Fungsi paru-paru menentukan konsumsi oksigen seseorang, yakni jumlah oksigen yang diikat
oleh darah dalam paru-paru untuk digunakan tubuh. Konsumsi oksigen sangat erat hubungannya
dengan arus darah ke paru-paru. Berkurangnya fungsi paru-paru juga disebabkan oleh
berkurangnya fungsi sistem respirasi seperti fungsi ventilasi paru.
Faktor-faktor risiko tersebut diatas akan mendatangkan proses inflamasi bronkus dan juga
menimbulkan kerusakan pada dinding bronkiolus terminalis. Akibat dari kerusakan akan terjadi
obstruksi bronkus kecil (bronkiolus terminalis), yang mengalami penutupan atau obstruksi awal
fase ekspirasi. Udara yang mudah masuk ke alveoli pada saat inspirasi, pada saat ekspirasi
banyak terjebak dalam alveolus dan terjadilah penumpukan udara (air trapping).
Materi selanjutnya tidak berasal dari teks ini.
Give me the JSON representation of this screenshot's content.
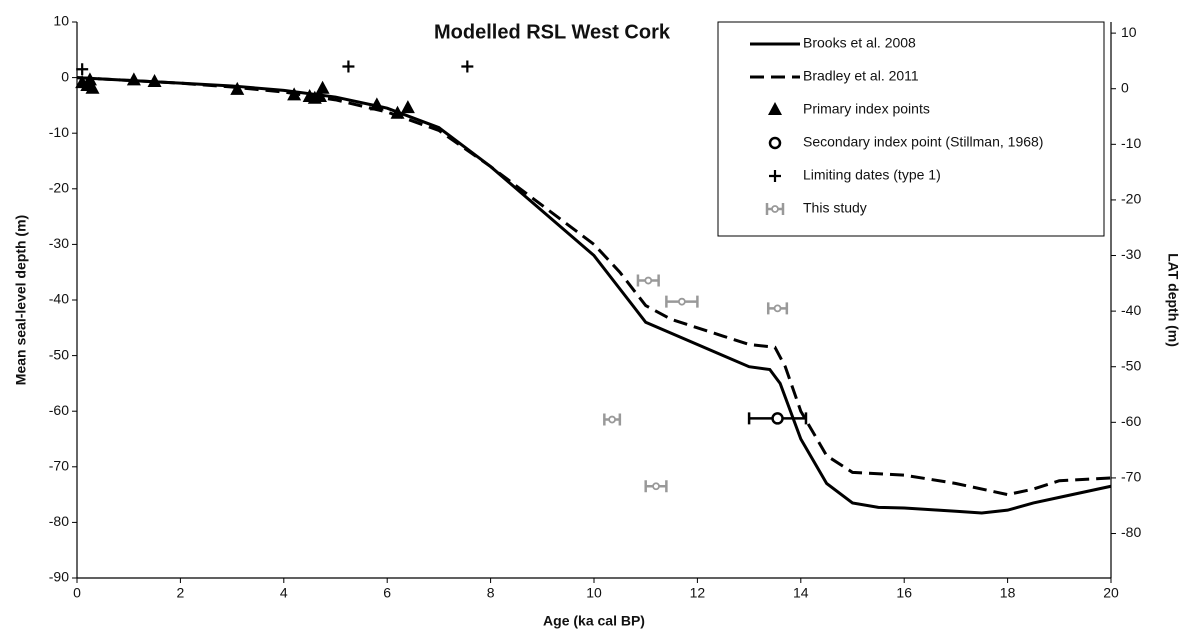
{
  "chart_data": {
    "type": "line",
    "title": "Modelled RSL West Cork",
    "xlabel": "Age (ka cal BP)",
    "ylabel": "Mean seal-level depth (m)",
    "y2label": "LAT depth (m)",
    "xlim": [
      0,
      20
    ],
    "xticks": [
      0,
      2,
      4,
      6,
      8,
      10,
      12,
      14,
      16,
      18,
      20
    ],
    "ylim": [
      -90,
      10
    ],
    "yticks": [
      10,
      0,
      -10,
      -20,
      -30,
      -40,
      -50,
      -60,
      -70,
      -80,
      -90
    ],
    "y2lim": [
      -88,
      12
    ],
    "y2ticks": [
      10,
      0,
      -10,
      -20,
      -30,
      -40,
      -50,
      -60,
      -70,
      -80
    ],
    "grid": false,
    "legend": "upper right",
    "series": [
      {
        "name": "Brooks et al. 2008",
        "color": "#000000",
        "style": "solid",
        "x": [
          0,
          1,
          2,
          3,
          4,
          5,
          6,
          7,
          8,
          9,
          10,
          10.5,
          11,
          11.5,
          12,
          12.5,
          13,
          13.4,
          13.6,
          14,
          14.5,
          15,
          15.5,
          16,
          17,
          17.5,
          18,
          18.5,
          19,
          20
        ],
        "y": [
          0,
          -0.5,
          -1,
          -1.5,
          -2.3,
          -3.5,
          -5.5,
          -9,
          -16,
          -24,
          -32,
          -38,
          -44,
          -46,
          -48,
          -50,
          -52,
          -52.5,
          -55,
          -65,
          -73,
          -76.5,
          -77.3,
          -77.4,
          -78,
          -78.3,
          -77.8,
          -76.5,
          -75.5,
          -73.5
        ]
      },
      {
        "name": "Bradley et al. 2011",
        "color": "#000000",
        "style": "dashed",
        "x": [
          0,
          1,
          2,
          3,
          4,
          5,
          6,
          7,
          8,
          9,
          10,
          10.5,
          11,
          11.5,
          12,
          12.5,
          13,
          13.5,
          13.7,
          14,
          14.5,
          15,
          16,
          17,
          18,
          18.5,
          19,
          20
        ],
        "y": [
          0,
          -0.5,
          -1,
          -1.7,
          -2.6,
          -4,
          -6.2,
          -9.5,
          -16,
          -23,
          -30,
          -35,
          -41,
          -43.5,
          -45,
          -46.5,
          -48,
          -48.5,
          -52,
          -60,
          -68,
          -71,
          -71.5,
          -73,
          -75,
          -74,
          -72.5,
          -72
        ]
      },
      {
        "name": "Primary index points",
        "color": "#000000",
        "marker": "triangle",
        "x": [
          0.1,
          0.2,
          0.25,
          0.3,
          1.1,
          1.5,
          3.1,
          4.2,
          4.5,
          4.6,
          4.7,
          4.75,
          5.8,
          6.2,
          6.4
        ],
        "y": [
          -1,
          -1.5,
          -0.5,
          -2,
          -0.5,
          -0.8,
          -2.2,
          -3.2,
          -3.5,
          -3.8,
          -3.5,
          -2,
          -5,
          -6.5,
          -5.5
        ]
      },
      {
        "name": "Secondary index point (Stillman, 1968)",
        "color": "#000000",
        "marker": "circle",
        "x": [
          13.55
        ],
        "y": [
          -61.3
        ],
        "xerr": [
          0.55
        ]
      },
      {
        "name": "Limiting dates (type 1)",
        "color": "#000000",
        "marker": "plus",
        "x": [
          0.1,
          5.25,
          7.55
        ],
        "y": [
          1.5,
          2,
          2
        ]
      },
      {
        "name": "This study",
        "color": "#999999",
        "marker": "errorbar",
        "x": [
          11.05,
          11.7,
          13.55,
          10.35,
          11.2
        ],
        "y": [
          -36.5,
          -40.3,
          -41.5,
          -61.5,
          -73.5
        ],
        "xerr": [
          0.2,
          0.3,
          0.18,
          0.15,
          0.2
        ]
      }
    ]
  }
}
Hal inilah yang menyebabkan adanya keluhan sesak napas dengan segala akibatnya. Adanya
obstruksi pada awal ekspirasi akan menimbulkan kesulitan ekspirasi dan menimbulkan
pemanjangan fase ekspirasi. Fungsi-fungsi paru: ventilasi, distribusi gas, difusi gas, maupun
perfusi darah akan mengalami gangguan (Brannon, et al, 1993).
Pada bronchitis kronik terdapat VEP1 dan KV yang menurun, VR yang bertambah dan KTP
yang normal. Pada emfisema paru terdapat penurunan VEP1, KV, dan KAEM (kecepatan arum
ekspirasi maksimal) atau MEFR (maximal expiratory flow rate), kenaikan KRF dan VR,
sedangkan KTP bertambah atau normal. Keadaan diatas lebih jelas pada stadium lanjut, sedang
pada stadium dini perubahan hanya pada saluran napas kecil (small airways). Pada emfisema
kapasitas difusi menurun karena permukaan alveoli untuk difusi berkurang.
2. Analisis gas darah
Pada bronchitis PaCO2 naik, saturasi hemoglobin menurun, timbul sianosis, terjadi
vasokonstriksi vaskuler paru dan penambahan eritropoesis. Hipoksia yang kronik
merangsang pembentukan eritropoetin sehingga menimbulkan polisitemia. Pada kondisi
umur 55-60 tahun polisitemia menyebabkan jantung kanan harus bekerja lebih berat dan
merupakan salah satu penyebab payah jantung kanan.
3. Pemeriksaan EKG
Kelainan yang paling dini adalah rotasi clock wise jantung. Bila sudah terdapat kor
pulmonal terdapat deviasi aksis kekanan dan P pulmonal pada hantaran II, III, dan aVF.
Voltase QRS rendah Di V1 rasio R/S lebih dari 1 dan V6 rasio R/S kurang dari 1.
Sering terdapat RBBB inkomplet.
4. Kultur sputum, untuk mengetahui petogen penyebab infeksi.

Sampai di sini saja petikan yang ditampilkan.